Lewis v. State

595 N.E.2d 753 | Ind. Ct. App. | 1992

595 N.E.2d 753 (1992)

Eddie E. LEWIS, Appellant-Petitioner,
v.
STATE of Indiana, Appellee-Respondent.

No. 45A03-9202-PC-45.

Court of Appeals of Indiana, Third District.

July 22, 1992.

*754 Susan K. Carpenter, Public Defender, Steven H. Schutte, Deputy Public Defender, Indianapolis, for appellant-petitioner.

Linley E. Pearson, Atty. Gen., Louis E. Ransdell, Deputy Atty. Gen., Indianapolis, for appellee-respondent.

GARRARD, Judge.

A jury convicted Lewis of First Degree Murder and Murder in the Perpetration of a Felony, and he was sentenced for the felony murder. On direct appeal the supreme court affirmed. Lewis v. State (1979) 272 Ind. 365, 397 N.E.2d 983.

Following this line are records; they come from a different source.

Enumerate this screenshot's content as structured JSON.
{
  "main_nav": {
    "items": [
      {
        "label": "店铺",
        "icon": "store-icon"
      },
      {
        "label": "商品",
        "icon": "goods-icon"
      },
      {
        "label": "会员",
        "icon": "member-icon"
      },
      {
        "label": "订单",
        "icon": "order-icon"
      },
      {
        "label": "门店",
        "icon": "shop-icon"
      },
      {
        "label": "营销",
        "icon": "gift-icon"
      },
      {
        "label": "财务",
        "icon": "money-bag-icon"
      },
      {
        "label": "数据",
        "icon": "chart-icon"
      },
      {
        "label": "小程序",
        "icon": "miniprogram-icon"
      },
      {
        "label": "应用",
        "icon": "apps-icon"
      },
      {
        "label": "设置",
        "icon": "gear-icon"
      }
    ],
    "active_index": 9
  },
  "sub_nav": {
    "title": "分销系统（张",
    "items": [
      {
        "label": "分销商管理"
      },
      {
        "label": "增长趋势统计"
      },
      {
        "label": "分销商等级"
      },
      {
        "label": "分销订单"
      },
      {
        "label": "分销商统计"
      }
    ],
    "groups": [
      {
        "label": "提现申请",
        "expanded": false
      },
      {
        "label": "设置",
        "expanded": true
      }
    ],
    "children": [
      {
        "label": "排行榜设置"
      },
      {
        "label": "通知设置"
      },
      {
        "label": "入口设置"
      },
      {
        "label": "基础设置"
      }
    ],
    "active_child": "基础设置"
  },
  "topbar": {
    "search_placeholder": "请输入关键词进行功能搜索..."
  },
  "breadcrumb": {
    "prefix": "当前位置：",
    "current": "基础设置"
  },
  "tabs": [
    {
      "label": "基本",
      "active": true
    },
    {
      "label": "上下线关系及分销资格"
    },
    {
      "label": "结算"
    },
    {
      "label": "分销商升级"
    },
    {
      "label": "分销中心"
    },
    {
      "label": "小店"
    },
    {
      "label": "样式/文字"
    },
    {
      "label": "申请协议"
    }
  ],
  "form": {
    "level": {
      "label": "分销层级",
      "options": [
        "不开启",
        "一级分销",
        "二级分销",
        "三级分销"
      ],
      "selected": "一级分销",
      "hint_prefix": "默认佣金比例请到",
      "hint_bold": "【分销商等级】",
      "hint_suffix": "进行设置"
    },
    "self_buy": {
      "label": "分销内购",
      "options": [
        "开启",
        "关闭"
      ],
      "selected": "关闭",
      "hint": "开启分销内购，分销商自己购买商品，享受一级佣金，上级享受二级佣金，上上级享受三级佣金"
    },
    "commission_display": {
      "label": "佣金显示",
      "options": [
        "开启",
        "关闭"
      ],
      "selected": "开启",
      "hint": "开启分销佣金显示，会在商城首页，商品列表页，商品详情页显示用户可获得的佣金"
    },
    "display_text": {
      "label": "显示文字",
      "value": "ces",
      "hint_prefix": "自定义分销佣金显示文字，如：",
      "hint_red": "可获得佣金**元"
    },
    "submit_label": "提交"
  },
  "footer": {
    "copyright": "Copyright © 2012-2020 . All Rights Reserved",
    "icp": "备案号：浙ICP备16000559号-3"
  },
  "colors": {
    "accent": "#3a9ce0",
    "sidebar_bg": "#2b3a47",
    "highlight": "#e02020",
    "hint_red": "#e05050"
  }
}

In 1986 Lewis petitioned for post-conviction relief under PCR 1. Hearing was held and on March 26, 1990, the court entered its findings and judgment denying relief. On September 5, 1990, Lewis petitioned to hold his appeal in abeyance to permit filing in the trial court a motion for relief from judgment. This court granted that motion and Lewis petitioned the trial court to vacate its judgment so that he might present the testimony of his trial attorney, who had been unavailable at the time of the post-conviction hearing.

On October 18, 1990 the trial court entered its order withdrawing the findings of fact and conclusions previously entered and vacating its prior order denying relief. A year later, on October 21, 1991 Lewis filed his amended petition for post-conviction relief in which he attempted to assert a number of new grounds for relief. On October 23, 1991 the court entered its order stating that the order of October 18, 1990 "should be clarified to state that the defendant has been granted permission of the court to present the testimony of trial counsel in support of the claims made in the defendant's original petition for post-conviction relief. To the extent that the order of October 18, 1990, was understood to give the defendant permission to raise new issues and present other witnesses, that order is vacated." The court then ordered the 1991 petition to amend stricken, heard the testimony of trial counsel and entered its order denying relief and ratifying its original findings.

The first contention raised by Lewis on appeal precludes the necessity of addressing his other issues. He asserts the court erred in not permitting him to amend his petition for post-conviction relief and holding a hearing on the amended petition. We are constrained to agree.

Post-conviction Relief Rule 1, § 4(c) prescribes that "[a]t any time prior to entry of judgment ... the petitioner shall be given leave to amend the petition as a matter of right." The provision has been interpreted to mean precisely that. Neeley v. State (1978) 269 Ind. 588, 382 N.E.2d 714.

When the court elected to withdraw its findings and vacate its judgment it left the case squarely within the ambit of PC 1, *755 § 4(c). On that state of the record the petitioner was entitled as a matter of right to amend his petition, which he clearly attempted to do. The court was not at liberty to subsequently re-interpret its judgment to avoid that consequence.

The judgment is reversed and the cause is remanded with instructions to reinstate the amended petition and for such further proceedings thereon as may be necessary.

Reversed and remanded.

HOFFMAN, P.J., and MILLER, P.J., concur.